The Hopi had so acted at other times, and the methods adopted to correct them had not been of the happiest. Officials had threatened and, when the native did not stir, had offered bribes.
“Your bones will bleach in the sun!” one set had promised—to be followed by: “Won’t you come in and be good, for a nice new contract stove?” Now the bleaching process had affected only those so unfortunate as to die naturally, and the Hotevilla people were content with their piki stones and adobe fireplaces. The Indian does not respect those who seek to buy him. When a threat proves as empty as it is boastful, he is strengthened in no small degree. Washington has been given to bluffing, and buying. [[148]]

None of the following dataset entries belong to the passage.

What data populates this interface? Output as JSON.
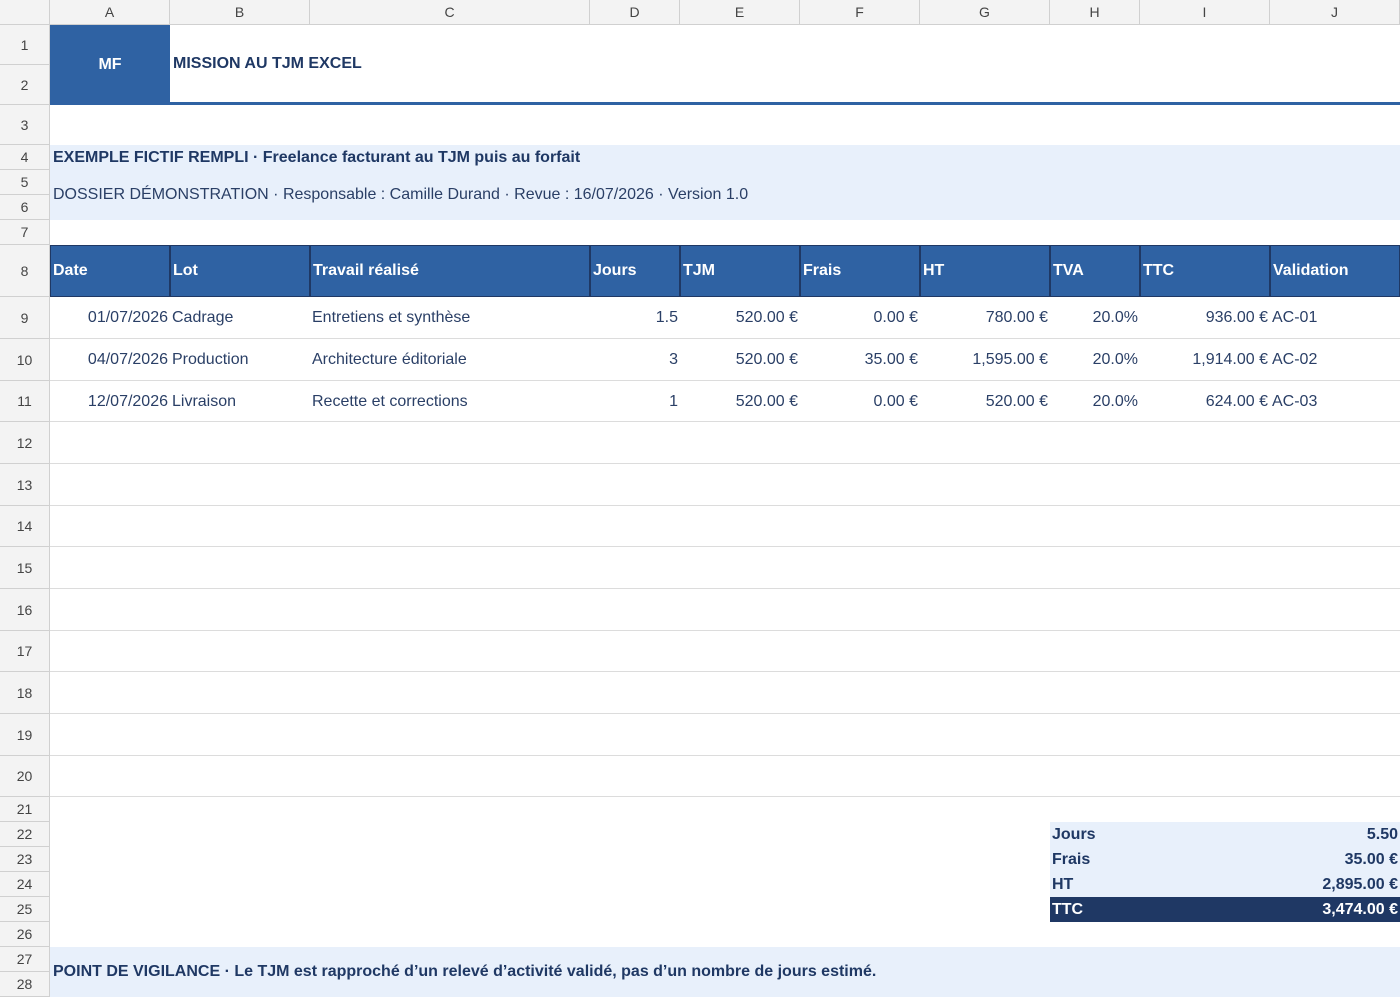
{
  "columns": [
    "A",
    "B",
    "C",
    "D",
    "E",
    "F",
    "G",
    "H",
    "I",
    "J"
  ],
  "row_numbers": [
    1,
    2,
    3,
    4,
    5,
    6,
    7,
    8,
    9,
    10,
    11,
    12,
    13,
    14,
    15,
    16,
    17,
    18,
    19,
    20,
    21,
    22,
    23,
    24,
    25,
    26,
    27,
    28
  ],
  "header": {
    "logo": "MF",
    "title": "MISSION AU TJM EXCEL"
  },
  "banner": {
    "title": "EXEMPLE FICTIF REMPLI · Freelance facturant au TJM puis au forfait",
    "subtitle": "DOSSIER DÉMONSTRATION · Responsable : Camille Durand · Revue : 16/07/2026 · Version 1.0"
  },
  "table": {
    "headers": [
      "Date",
      "Lot",
      "Travail réalisé",
      "Jours",
      "TJM",
      "Frais",
      "HT",
      "TVA",
      "TTC",
      "Validation"
    ],
    "rows": [
      [
        "01/07/2026",
        "Cadrage",
        "Entretiens et synthèse",
        "1.5",
        "520.00 €",
        "0.00 €",
        "780.00 €",
        "20.0%",
        "936.00 €",
        "AC-01"
      ],
      [
        "04/07/2026",
        "Production",
        "Architecture éditoriale",
        "3",
        "520.00 €",
        "35.00 €",
        "1,595.00 €",
        "20.0%",
        "1,914.00 €",
        "AC-02"
      ],
      [
        "12/07/2026",
        "Livraison",
        "Recette et corrections",
        "1",
        "520.00 €",
        "0.00 €",
        "520.00 €",
        "20.0%",
        "624.00 €",
        "AC-03"
      ]
    ]
  },
  "summary": [
    [
      "Jours",
      "5.50"
    ],
    [
      "Frais",
      "35.00 €"
    ],
    [
      "HT",
      "2,895.00 €"
    ],
    [
      "TTC",
      "3,474.00 €"
    ]
  ],
  "note": "POINT DE VIGILANCE · Le TJM est rapproché d’un relevé d’activité validé, pas d’un nombre de jours estimé."
}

The Indian Service had not greatly concerned itself about these strange people until 1887. Between 1847, when the Hopi were acquired as one of the blessings of the Mexican War, and 1887, when the first school was planted in Keams Cañon—forty years—they had lived practically as undisturbed as since their coming from the cliff- and cavern-dwellings in the northern cañons of the Utah border. A few traders had visited them often enough to be known; and one of them, Mr. John Lorenzo Hubbell, has told me of his witnessing a Snake Dance in the seventies, a solitary white spectator where now several thousands congregate annually. The tourist was not in those days, and had he been, under the circumstances of the back-country, it is likely he would have been going away from a Snake Dance rather than attending one.